O diretor de mineração da INB explica que o urânio sai da mina de Caetité com destino ao Canadá. "Naquele país o minério é transformado em gás e, de lá, vai para a Europa para ser enriquecido, depois volta para o Brasil, onde vira pastilha para alimentar Angra 1 e 2", revela.

Retomada do programa

No início do segundo semestre de 2007, o governo federal aprovou a retomada de Angra 3, que irá gerar até 1,3 mil megawatts. Além disso, o governo estima construir, até 2030, quatro novas centrais nucleares. Pelo menos duas das novas unidades deverão ser construídas na região Nordeste do País e as outras duas na Sudeste. Até o momento, quatro estados se propuseram a abrigar as usinas: Bahia, Pernambuco, Sergipe e Alagoas.

Segundo estudo da Confederação Nacional da Indústria (CNI), o Brasil tem a sexta maior reserva de urânio (combustível das usinas nucleares) do mundo, tem tecnologia própria de processamento, parque industrial do setor ocioso e centro de pesquisas bem montados.

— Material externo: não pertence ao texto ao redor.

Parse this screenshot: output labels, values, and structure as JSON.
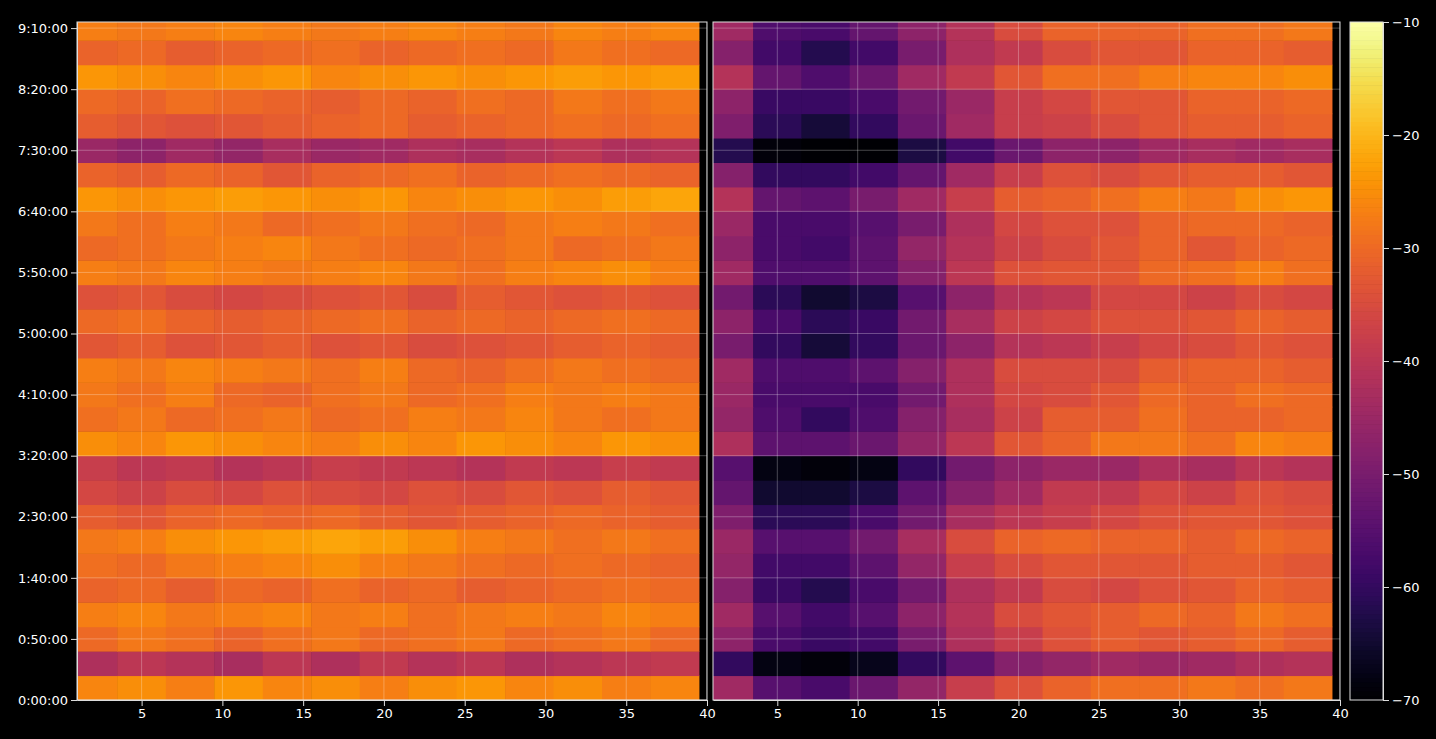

Apesar dos fatores positivos, a grave crise econômica enfrentada pelo Brasil nas décadas de 1980 e 1990, e a forte reação contrária ao setor nuclear depois do acidente da usina de Chernobyl, na Ucrânia, afastaram o País do programa que está sendo retomado. As dificuldades encontradas para operar as usinas em ritmo de normalidade também jogaram água em planos de expansão.